A stroke is one of the most common vascular diseases and a leading cause of disability in adults. It occurs when the flow of oxygen-rich blood to the brain is interrupted, damaging brain tissue and impairing function. A stroke is also called a cerebrovascular accident (CVA).
Depending on the location and extent of brain tissue damage, a stroke can affect a person’s ability to move, communicate, swallow, see, and more. A stroke usually affects one side of the brain, which corresponds to symptoms occurring on the opposite side of the body.
In some cases, a person may not be aware he or she has had a stroke – especially in the case of a transient ischemic attack (TIA), also referred to as a mini-stroke, in which symptoms are less severe and usually last no longer than 24 hours.
Think FAST to identify the signs and symptoms of a stroke:
- Face. Do both halves of the face look uneven? Is one side drooping? Ask the person to smile.
- Arms. Ask the person to raise both arms above the head. Does one arm drift downward?
- Speech. Are they having speech difficulties? Does their speech sound slurred or strange? Ask the person to repeat a simple phrase.
- Time. Prompt treatment is critical when it comes to a stroke. If the above signs of a stroke are present, seek medical attention immediately to improve a doctor’s chances of being able to reverse any damage.
Blood flow to the brain can be halted for any number of reasons, including a blocked artery, a blood clot that prevents blood and oxygen from reaching the brain, or a burst blood vessel (as the result of an aneurysm, for example).
Diagnosing a Stroke
In addition to a comprehensive physical exam and medical history evaluation, there are a number of tests your doctor may conduct in order to determine whether you or a loved one have experienced a stroke and to help pinpoint what may have caused it. Diagnosis is important because the faster a stroke victim receives treatment, the better the odds of relieving or reversing stroke symptoms.
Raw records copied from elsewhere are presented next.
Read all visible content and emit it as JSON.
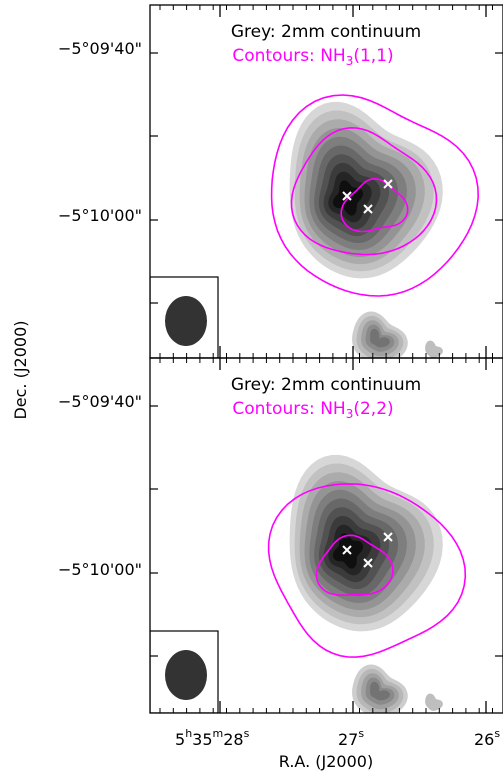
{
  "chart_data": [
    {
      "type": "contour",
      "greyscale_label": "Grey: 2mm continuum",
      "contour_label_main": "Contours: NH",
      "contour_label_sub": "3",
      "contour_label_tail": "(1,1)",
      "ylabel": "Dec. (J2000)",
      "y_tick_labels": [
        "−5°09'40\"",
        "−5°10'00\""
      ],
      "contour_color": "#ff00ff",
      "grey_levels": 10,
      "contour_levels": 3,
      "markers": 3,
      "beam": "filled ellipse, lower-left"
    },
    {
      "type": "contour",
      "greyscale_label": "Grey: 2mm continuum",
      "contour_label_main": "Contours: NH",
      "contour_label_sub": "3",
      "contour_label_tail": "(2,2)",
      "xlabel": "R.A. (J2000)",
      "x_tick_labels": [
        {
          "main": "5",
          "h": "h",
          "mid": "35",
          "m": "m",
          "tail": "28",
          "s": "s"
        },
        {
          "main": "27",
          "s": "s"
        },
        {
          "main": "26",
          "s": "s"
        }
      ],
      "y_tick_labels": [
        "−5°09'40\"",
        "−5°10'00\""
      ],
      "contour_color": "#ff00ff",
      "grey_levels": 10,
      "contour_levels": 2,
      "markers": 3,
      "beam": "filled ellipse, lower-left"
    }
  ]
}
No single blood test can positively determine that a stroke occurred. Blood tests are typically used in conjunction with the presence of other signs and symptoms, imaging tests, and a patient’s health history or any related coexisting medical conditions.
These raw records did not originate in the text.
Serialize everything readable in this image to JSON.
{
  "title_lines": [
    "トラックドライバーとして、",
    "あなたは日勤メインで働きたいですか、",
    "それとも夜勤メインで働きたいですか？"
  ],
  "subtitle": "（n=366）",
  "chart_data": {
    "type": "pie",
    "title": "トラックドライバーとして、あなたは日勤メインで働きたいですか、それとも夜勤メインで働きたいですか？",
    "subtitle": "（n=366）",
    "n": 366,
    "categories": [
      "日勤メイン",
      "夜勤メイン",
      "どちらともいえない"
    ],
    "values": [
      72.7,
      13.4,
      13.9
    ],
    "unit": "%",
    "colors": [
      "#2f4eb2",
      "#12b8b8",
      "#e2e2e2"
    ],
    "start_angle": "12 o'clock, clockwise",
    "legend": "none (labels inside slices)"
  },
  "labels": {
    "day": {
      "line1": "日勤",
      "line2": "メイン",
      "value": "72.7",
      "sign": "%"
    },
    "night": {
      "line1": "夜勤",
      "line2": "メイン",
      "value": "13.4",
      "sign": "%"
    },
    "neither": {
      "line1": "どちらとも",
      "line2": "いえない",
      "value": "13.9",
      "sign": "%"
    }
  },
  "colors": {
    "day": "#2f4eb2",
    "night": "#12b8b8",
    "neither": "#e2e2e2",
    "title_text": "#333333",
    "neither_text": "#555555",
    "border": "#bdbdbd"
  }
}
Your doctor may order a number of blood tests, including:
- A complete blood count (CBC) to identify conditions associated with a stroke such as anemia or infection
- A blood chemistry test to check for high blood glucose levels (its symptoms can mimic a stroke; additionally, diabetes is risk factor for stroke)
- Blood lipid tests to check cholesterol levels
- Coagulation tests that can determine how quickly your blood clots because excessive bleeding and excessive clotting are both risk factors for stroke
An ultrasound is a type of noninvasive imaging test that uses sound waves to create a picture of internal organs, including blood vessels.
A carotid ultrasound is used to specifically look at the carotid arteries – the two large blood vessels on either side of your neck that transport blood from the heart to the brain. This ultrasound can identify blood clots, plaque buildup in the arteries, or other problems with blood flow.
During the test, a vascular technician will place some gel on your skin and gently move a handheld device (transducer) over your skin. This test takes about 15 minutes to complete.
Much like an ultrasound, an echocardiogram uses sound waves that echo off different parts of the body to create an image. Echocardiograms focus on the heart and can be used to identify the possible source of a blood clot that may have traveled from the heart to the brain and caused a stroke.
In a transthoracic echocardiogram (TTE), a handheld transducer is positioned on the outside of the chest to create an image of the heart and its blood vessels.
In a transesophageal echocardiogram (TEE), a transducer is attached to an endoscope and passed through the esophagus to take pictures of the heart. This type of echocardiogram is typically used when the doctor cannot achieve good visualization with TTE.
An angiogram creates images of the inside of blood vessels and is used to detect blockages or other circulatory problems.
A noninvasive angiogram can be performed with either magnetic resonance imaging (MRI) or a computed tomography (CT) scan. A contrast dye is injected into the patient’s bloodstream just prior to the imaging procedure.
A magnetic resonance angiogram (MRA) uses MRI technology (magnetic fields) to create the images, and can clearly detect damaged brain tissue. A CT scan, on the other hand, uses X-rays to create the images, and is really good at detecting current bleeding in the brain.
A cerebral angiogram creates detailed images of the arteries in your brain and neck. It can reveal blocked or narrowed blood vessels.
During this outpatient procedure, a small incision is made and a tiny catheter is inserted into an artery in the leg or arm and guided with the help of X-ray technology to the location of the carotid arteries in the neck. A contrast dye is injected to help the blood vessels show up more clearly on the subsequent X-ray imaging. A similar procedure, intra-arterial digital subtraction angiography (IADSA), obtains the images electronically instead of with X-rays.
Using a catheter is valuable as it allows both diagnosis and treatment in a single procedure.
A cerebral angiogram may be ordered by your doctor if a previous test such as a CT scan reveals vascular abnormalities.